By 1910 Trimble became Turner’s exclusive director. Between the years 1911-1913, Trimble was busy directing most of Vitagraph’s major stars such as the world’s first matinee idol, Maurice Costello; the wildly popular comedian, John Bunny; Florence Turner and Jean, among others.

Although Trimble and Turner were making up to $5000 a week, Turner felt the studio had too much control over her destiny. In 1913 she, Trimble and Jean, left Vitagraph and moved to England where they established Turner Films, Ltd. with Trimble as director in chief. Their success was pre-empted by the Great War, and Trimble returned to the states in 1916. By then Trimble’s life was troubled. He was apparently at odds with Turner and most definitely at odds with his screenwriter wife, Jane Murfin, whom he would divorce in the late 1920’s.
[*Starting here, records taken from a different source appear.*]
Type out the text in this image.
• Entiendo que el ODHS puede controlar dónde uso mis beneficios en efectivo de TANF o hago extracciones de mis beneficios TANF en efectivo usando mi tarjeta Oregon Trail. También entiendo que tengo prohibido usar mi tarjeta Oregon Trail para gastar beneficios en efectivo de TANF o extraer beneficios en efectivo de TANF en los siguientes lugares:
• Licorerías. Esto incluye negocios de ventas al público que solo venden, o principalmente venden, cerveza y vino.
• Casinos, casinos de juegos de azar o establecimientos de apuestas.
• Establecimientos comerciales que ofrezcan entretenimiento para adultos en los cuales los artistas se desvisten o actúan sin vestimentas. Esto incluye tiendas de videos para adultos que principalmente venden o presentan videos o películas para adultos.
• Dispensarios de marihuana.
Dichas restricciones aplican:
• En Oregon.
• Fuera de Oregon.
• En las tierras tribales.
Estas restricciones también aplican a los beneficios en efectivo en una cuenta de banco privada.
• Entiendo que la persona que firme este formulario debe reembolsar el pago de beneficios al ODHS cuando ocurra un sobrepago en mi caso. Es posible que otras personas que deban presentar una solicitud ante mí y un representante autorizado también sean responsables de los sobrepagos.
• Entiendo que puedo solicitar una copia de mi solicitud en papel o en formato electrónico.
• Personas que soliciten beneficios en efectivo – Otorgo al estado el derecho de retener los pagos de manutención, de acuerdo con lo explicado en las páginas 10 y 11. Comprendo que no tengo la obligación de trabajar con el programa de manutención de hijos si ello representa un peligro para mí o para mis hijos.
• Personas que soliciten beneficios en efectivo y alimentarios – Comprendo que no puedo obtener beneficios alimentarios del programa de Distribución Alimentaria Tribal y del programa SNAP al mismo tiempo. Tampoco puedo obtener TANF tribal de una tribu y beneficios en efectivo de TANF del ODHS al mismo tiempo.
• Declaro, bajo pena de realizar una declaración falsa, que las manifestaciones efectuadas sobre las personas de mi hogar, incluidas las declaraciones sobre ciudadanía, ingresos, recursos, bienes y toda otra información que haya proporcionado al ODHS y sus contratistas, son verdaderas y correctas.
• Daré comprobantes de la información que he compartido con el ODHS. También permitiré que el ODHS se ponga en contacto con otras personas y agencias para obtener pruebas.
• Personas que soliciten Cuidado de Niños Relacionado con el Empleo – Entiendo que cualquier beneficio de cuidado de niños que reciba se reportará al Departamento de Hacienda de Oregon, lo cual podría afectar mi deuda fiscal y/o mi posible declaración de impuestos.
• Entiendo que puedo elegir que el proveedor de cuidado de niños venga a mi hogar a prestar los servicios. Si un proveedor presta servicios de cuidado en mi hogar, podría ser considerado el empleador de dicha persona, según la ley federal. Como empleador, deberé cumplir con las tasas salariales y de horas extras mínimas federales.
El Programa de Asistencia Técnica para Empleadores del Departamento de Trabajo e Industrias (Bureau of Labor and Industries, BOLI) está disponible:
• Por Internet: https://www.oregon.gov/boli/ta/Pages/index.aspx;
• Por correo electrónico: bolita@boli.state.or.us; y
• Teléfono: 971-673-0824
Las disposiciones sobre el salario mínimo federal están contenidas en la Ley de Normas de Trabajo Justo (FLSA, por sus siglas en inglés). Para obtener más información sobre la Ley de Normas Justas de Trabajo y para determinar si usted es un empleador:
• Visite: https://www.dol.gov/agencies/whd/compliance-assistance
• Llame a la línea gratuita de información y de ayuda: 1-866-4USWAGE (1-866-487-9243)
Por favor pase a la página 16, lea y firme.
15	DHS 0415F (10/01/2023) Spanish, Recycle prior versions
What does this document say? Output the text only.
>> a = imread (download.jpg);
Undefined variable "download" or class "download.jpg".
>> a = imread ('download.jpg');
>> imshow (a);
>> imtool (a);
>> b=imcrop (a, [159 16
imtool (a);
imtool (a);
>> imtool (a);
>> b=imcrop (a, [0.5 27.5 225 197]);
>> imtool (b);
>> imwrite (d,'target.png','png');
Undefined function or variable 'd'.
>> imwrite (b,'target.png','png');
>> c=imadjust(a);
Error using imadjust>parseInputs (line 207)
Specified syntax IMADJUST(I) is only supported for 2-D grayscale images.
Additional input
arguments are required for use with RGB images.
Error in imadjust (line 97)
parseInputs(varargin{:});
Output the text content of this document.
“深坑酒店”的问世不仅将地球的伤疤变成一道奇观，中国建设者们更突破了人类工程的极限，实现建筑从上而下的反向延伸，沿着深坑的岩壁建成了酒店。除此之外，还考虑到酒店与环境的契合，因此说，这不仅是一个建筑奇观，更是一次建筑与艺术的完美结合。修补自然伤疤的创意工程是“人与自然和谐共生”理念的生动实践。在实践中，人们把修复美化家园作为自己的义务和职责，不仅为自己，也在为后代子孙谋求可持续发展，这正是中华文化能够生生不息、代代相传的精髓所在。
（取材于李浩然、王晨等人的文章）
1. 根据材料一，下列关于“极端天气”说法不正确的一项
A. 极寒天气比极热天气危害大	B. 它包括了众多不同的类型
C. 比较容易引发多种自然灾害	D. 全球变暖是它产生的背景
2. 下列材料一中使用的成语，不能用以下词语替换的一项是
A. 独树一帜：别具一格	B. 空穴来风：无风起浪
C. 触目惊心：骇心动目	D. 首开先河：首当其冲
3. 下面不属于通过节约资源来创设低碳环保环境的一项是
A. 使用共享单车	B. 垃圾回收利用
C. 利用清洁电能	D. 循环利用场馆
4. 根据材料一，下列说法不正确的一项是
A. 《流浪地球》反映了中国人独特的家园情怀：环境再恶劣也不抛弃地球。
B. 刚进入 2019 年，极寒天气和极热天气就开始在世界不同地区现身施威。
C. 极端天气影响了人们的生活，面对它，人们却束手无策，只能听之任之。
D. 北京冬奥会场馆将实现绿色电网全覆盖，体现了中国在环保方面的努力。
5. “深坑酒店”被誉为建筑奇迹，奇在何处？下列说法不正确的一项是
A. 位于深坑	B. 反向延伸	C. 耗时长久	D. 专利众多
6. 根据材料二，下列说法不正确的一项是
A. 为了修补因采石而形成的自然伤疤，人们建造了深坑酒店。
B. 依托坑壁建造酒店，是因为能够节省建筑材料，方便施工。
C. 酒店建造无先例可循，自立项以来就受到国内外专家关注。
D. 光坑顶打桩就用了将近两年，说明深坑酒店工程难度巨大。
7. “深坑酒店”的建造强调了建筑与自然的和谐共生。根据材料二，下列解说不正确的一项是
His break with Vitagraph must not have been a bitter one because he, Jean, and Murfin soon moved to California, where the Company had relocated in 1911. Another blow came Trimble’s way when Jean died in 1916. Soon after Jean’s death the company tried to create a new dog sensation, "Shep, The Vitagraph Dog," but Jean’s dog tracks were too big to fill. Shep wound up working for Vitagraph’s competitor, Thanhouser Films, and was predictably promoted as "Shep, the Thanhouser Dog."

Florence Turner returned to the states in 1916, but the industry had changed and the old "stars" had faded. She never regained her fame, or her fortune.

Trimble continued to turn out films for Vitagraph and even developed a new dog act. In 1920 Trimble and Murfin scoured the U.S. and Europe for a "star-quality" dog. It was in Germany when Trimble fell in love with Etzel von Ceringen, a three year old military attack dog . According to Trimble, the dog "had never played with a child, had never known the fun of retrieving a ball or a stick, had never been petted, in short, had never been a dog."

Etzel von Ceringen was graciously renamed "Strongheart," and the first "Police Dog Hero" was born. Trimble bred the Shephard with the auspicious, Lady Jule, and together they sired many puppies who followed in their father’s paw prints. Strongheart’s career was cut short in 1928 due to an injury suffered when he fell against a hot studio light. Within a few short weeks a tumor formed and Strongheart went the way of Jean.

Trimble seemed to love dogs more than he did film-making. In 1925, at 40 years of age, he retired from the film industry, eventually becoming a trainer of seeing-eye dogs.

When Trimble joined Vitagraph in 1908 the industry was still a growing one. By 1925 the business end of film became formulaic. Vitagraph was the first mass market film studio and, roughly speaking, their motto was, "Give the people what they want!". Early on they established widespread and dependable distribution of their product. They also learned how to exploit "the star sytem" for monetary gain. In 1926, Vitagraph was sold to Warner Brothers for $735, 000.

Not much is known of Trimble’s life beyond 1925. But it seems certain that his life among dogs was as rewarding as his second marriage was a happy one. In 1941, Lawrence Trimble married Marion Constance Blackton, daughter of Vitagraph co-owner, J. Stuart Blackton. The couple made their home in Los Angeles where Trimble died on February 8, 1954; one week shy of his 69th birthday. He left behind a sizable catalogue of lost and forgotten films, all of which would never have been made without the intervention of "Jean, the Vitagraph Dog."